Frédéric MICHEAU , Directeur des études d'opinion d'OpinionWay . - On atteint ici la limite des sondages qui mesurent une perception mais ne donnent pas une connaissance factuelle. Cette perception est quand même significative mais nous n'avons pas eu l'occasion de l'étayer par des éléments factuels de marché.

Hervé RONY , Directeur général de la SCAM . - Avez-vous bien dissocié radio et télévision lorsque vous avez recueilli les appréciations des Français dans le cadre de votre étude ? Car les paysages de ces deux secteurs sont très différents...

Frédéric MICHEAU , Directeur des études d'opinion d'OpinionWay . - Nous avons bien différencié les médias. Toutefois, dans le cadre de l'étude qualitative, les personnes interrogées ont tendance à se positionner en priorité par rapport à la télévision quand on évoque les médias publics.

Emmanuel KESSLER , Président de Public Sénat . - La demande d'information locale, de proximité vous semble-t-elle s'être accrue au cours des dernières années ou est-elle stable sachant qu'il s'est toujours agi d'une demande forte ?

Frédéric MICHEAU , Directeur des études d'opinion d'OpinionWay . - L'attrait pour le local et la proximité constitue un sentiment général que nous mesurons de manière croissante dans toutes nos études.

Catherine SMADJA , Chargée de mission auprès de la ministre de la culture . - En matière d'information, on constate à la fois une demande de neutralité et une exigence de décryptage pour lutter contre le relativisme.
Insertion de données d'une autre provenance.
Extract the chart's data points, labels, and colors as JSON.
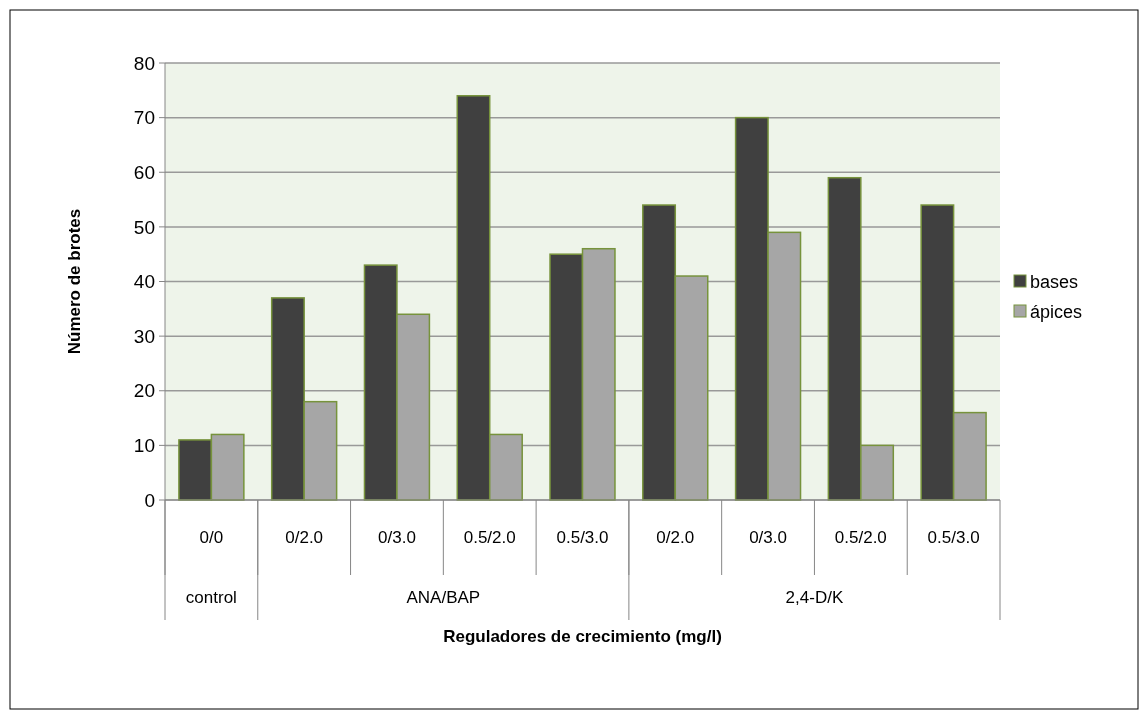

Cela peut s'avérer compliqué comme l'ont démontré les reproches adressés à la BBC au sujet de sa couverture du référendum sur le Brexit. Le public que vous avez interrogé a-t-il exprimé davantage une exigence de décryptage ou plutôt de totale impartialité à l'égard du service public ?

Frédéric MICHEAU , Directeur des études d'opinion d'OpinionWay . - Il me semble que les Français ne voient pas de contradiction. Il est possible d'expliquer les choses tout en faisant preuve d'objectivité et de neutralité. La neutralité, c'est aussi présenter l'ensemble des opinions, or les Français perçoivent certaines lacunes en matière de pluralisme.